第3話

 協会にいた探索者達の視線がシェリフに向けられる。今最も勢いのある探索者のナリアに勧誘された人物に探索者達は興味津々だったのだ。


「凄いじゃないですか、シェリフさん! あの十二夜灯に勧誘されるなんて!」


 レーセがシェリフの背後で興奮した声を響かせる。この街の探索者協会で注目を集めるナリアの一派に入れば、探索者生活もしばらくは安泰だ。


 しかし周囲の興奮とは裏腹に、シェリフは少し困ったように苦笑いを浮かべていた。


「そう、ですね……。その、ナリアさん。僕なんかが貴女の一派に入ってもいいんですか?」


 シェリフが素直に喜べなかった理由は簡単。役立たずと言われて追放されたばかりだからだ。


 このままナリアの一派に入っても結局捨てられるのではないかという思いが拭いきれなかった。


「僕なんか、じゃないよ! 魔境に入るのを躊躇わない調理師がどれだけ貴重なことか!」


「そうかもしれませんけど、活躍できるとは限りませんよ?」


「いいや、活躍できるよ。あたしが勇者として率いるんだもん。あたしが君を活躍させるの」


 揺るぎのない声だった。


 活躍できるかどうかではなく、活躍をさせる。それは統率者としての技能を持つ勇者ならではの言葉だった。

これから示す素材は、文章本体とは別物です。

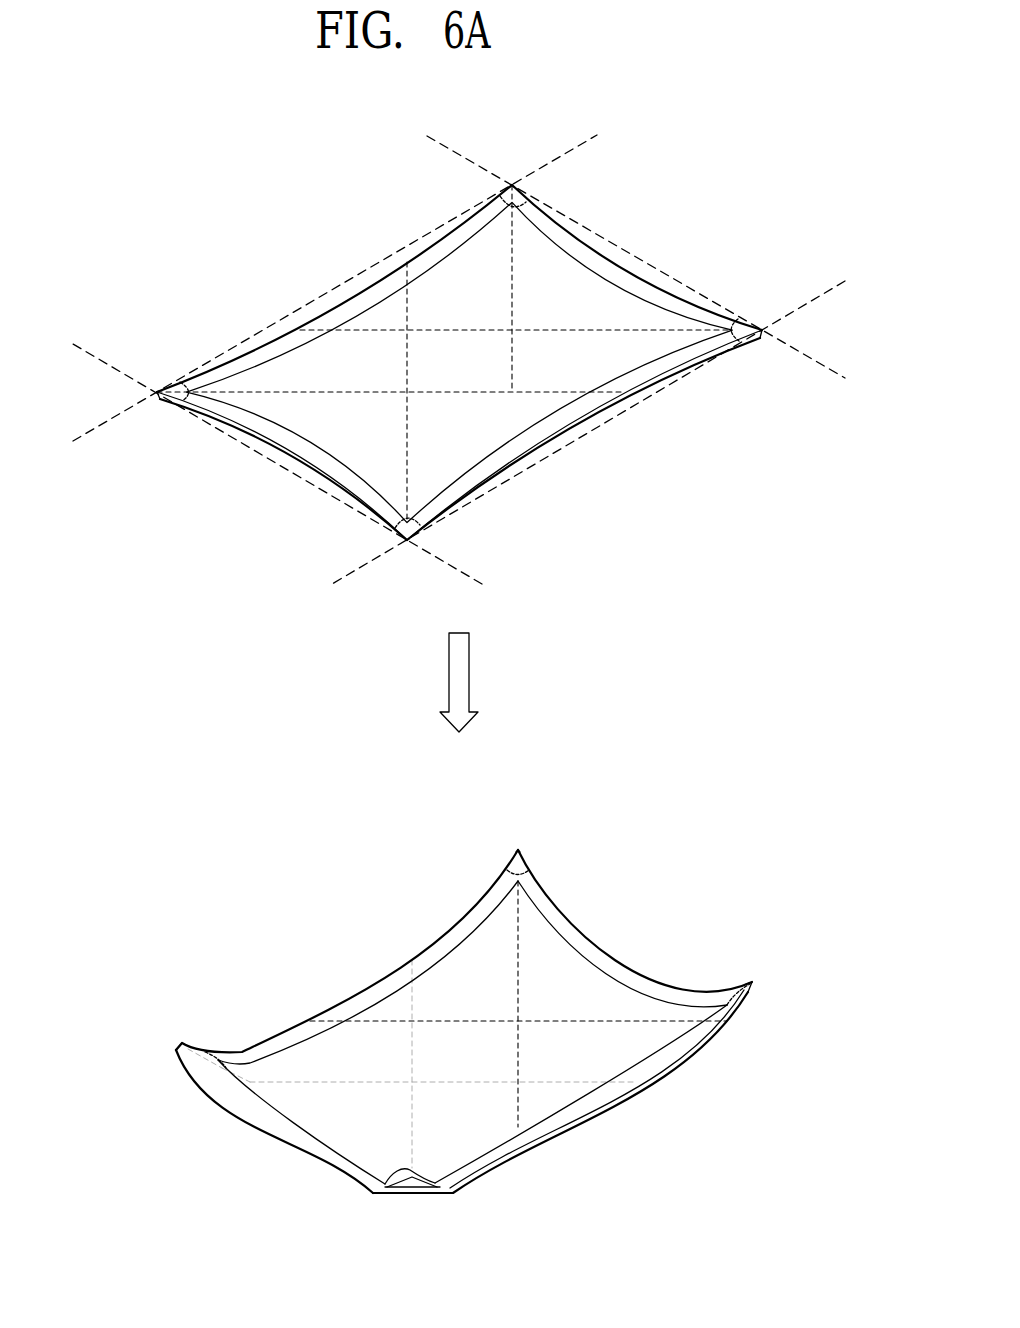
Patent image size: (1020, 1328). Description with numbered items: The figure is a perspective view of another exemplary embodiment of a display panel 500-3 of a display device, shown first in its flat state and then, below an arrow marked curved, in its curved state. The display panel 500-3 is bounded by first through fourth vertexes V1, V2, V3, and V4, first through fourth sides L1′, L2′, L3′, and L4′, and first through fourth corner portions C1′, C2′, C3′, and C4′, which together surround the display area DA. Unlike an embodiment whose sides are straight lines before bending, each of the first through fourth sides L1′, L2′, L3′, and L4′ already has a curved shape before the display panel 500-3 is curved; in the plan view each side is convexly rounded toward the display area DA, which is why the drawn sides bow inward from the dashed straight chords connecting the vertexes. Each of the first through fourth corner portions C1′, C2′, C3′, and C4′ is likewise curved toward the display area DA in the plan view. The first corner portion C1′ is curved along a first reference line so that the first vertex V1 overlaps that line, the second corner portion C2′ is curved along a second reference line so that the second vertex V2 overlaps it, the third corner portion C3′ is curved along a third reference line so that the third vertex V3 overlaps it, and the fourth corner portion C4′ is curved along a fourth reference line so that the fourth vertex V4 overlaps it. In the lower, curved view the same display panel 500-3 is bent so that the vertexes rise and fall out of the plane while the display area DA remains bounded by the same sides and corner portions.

 ここまで言われてしまえば、シェリフに言い返せる言葉はない。


「ひとまず仮であたしの一派に入ってみてよ。一度一緒に魔境に行って、あたし達の方針を見てから残るかどうか決めて欲しいな」


 そこまで言ってナリアは無邪気に笑った。


 シェリフから見て、少なくともナリアは悪い人ではない。入る一派を探していたのも事実だ。


 仮ならば入ってみるのもいいかもしれない。そう思いながら、一つだけシェリフは気にしていることがあった。それは、サニャがナリアの一派に入れるのかどうかだ。


「わかりました。でも入る前に一つ聞きたいんですが、僕と一緒にサニャを入れることはできますか?」


「サニャ……。ええと、一緒にいる猫人のことだよね。サニャちゃんの戦職は何?」


 ナリアは首をこくりと傾げてサニャを見つめる。


 その視線を受け、人見知りのサニャは小さく身体を震わせながらシェリフの後ろに隠れた。


「わたしの戦職は、賢者」


「賢者かー。賢者はもういるけど……」


 少し困ったように眉根を寄せて、ナリアは何か考えるように斜め上を見上げる。


 ナリアを困らせたいとはシェリフも思っていなかった。だが、サニャが入れないならばシェリフが一派に入ることはない。それがシェリフと一緒に一派を抜けてくれたサニャに対する義理というものだ。


 唸りながら考えるナリアを見つめて、これ以上悩ませることもないだろうと考えたシェリフは勧誘を断ることに決めた。


「無理を言ってすみません。やっぱり、この話はなかったことに--」


 そこまで言ったシェリフの口が、サニャの手によって塞がれる。


「シェリフ、だめ」


 口を塞がれながら振り向くと、サニャは小さく首を横に振っていた。細められた目と少し吊り上がった眉。それは、怒ったときの表情だ。


「ナリアの一派、凄いところ……でしょ? わたしのせいで入らないのは、いや」


 薄赤い瞳を潤ませて、サニャはもう一度小さく首を横に振る。


 普段からシェリフにべったりのサニャだ。同じ一派に入りたいのだと、シェリフは聞かずともわかっていた。


 一緒にいたいはずなのに、サニャはシェリフのためを思って身を引こうとしていたのだ。


「うん、君達の仲の良さはよーくわかった! サニャちゃんが入れないとシェリフくんは来てくれないんだね?」


 見つめ合う二人を遮るようにナリアが声を響かせた。少し呆れたようにじとっとした目でシェリフを見ながらナリアは首を傾げる。


「そう、ですね」


 少し恥ずかしさを覚えながらもシェリフは頷く。何を言われようと、シェリフはサニャを放って自分だけが一派に入る気はなかった。その覚悟を胸に、シェリフはナリアを見つめ返す。


 交差するナリアとシェリフの視線。しばらくの見つめ合いの末、ナリアは小さく息を吐き出して優しく微笑んだ。


「なら、いいよ。仮でサニャちゃんも十二夜灯においで。あたしが二人とも活躍させるよ」


「いいんですか? 賢者は既に一人いるんじゃ?」


「大丈夫! あの子は狩人にもなれるから、戦職を変えてもらうよ。そうすれば一気に二人分戦職が埋まるわけだしね!」


 どうだと言わんばかりにナリアは笑顔で自信満々に無い胸を張った。


 こうして、サニャとシェリフは仮で十二夜灯に入ることになったのだ。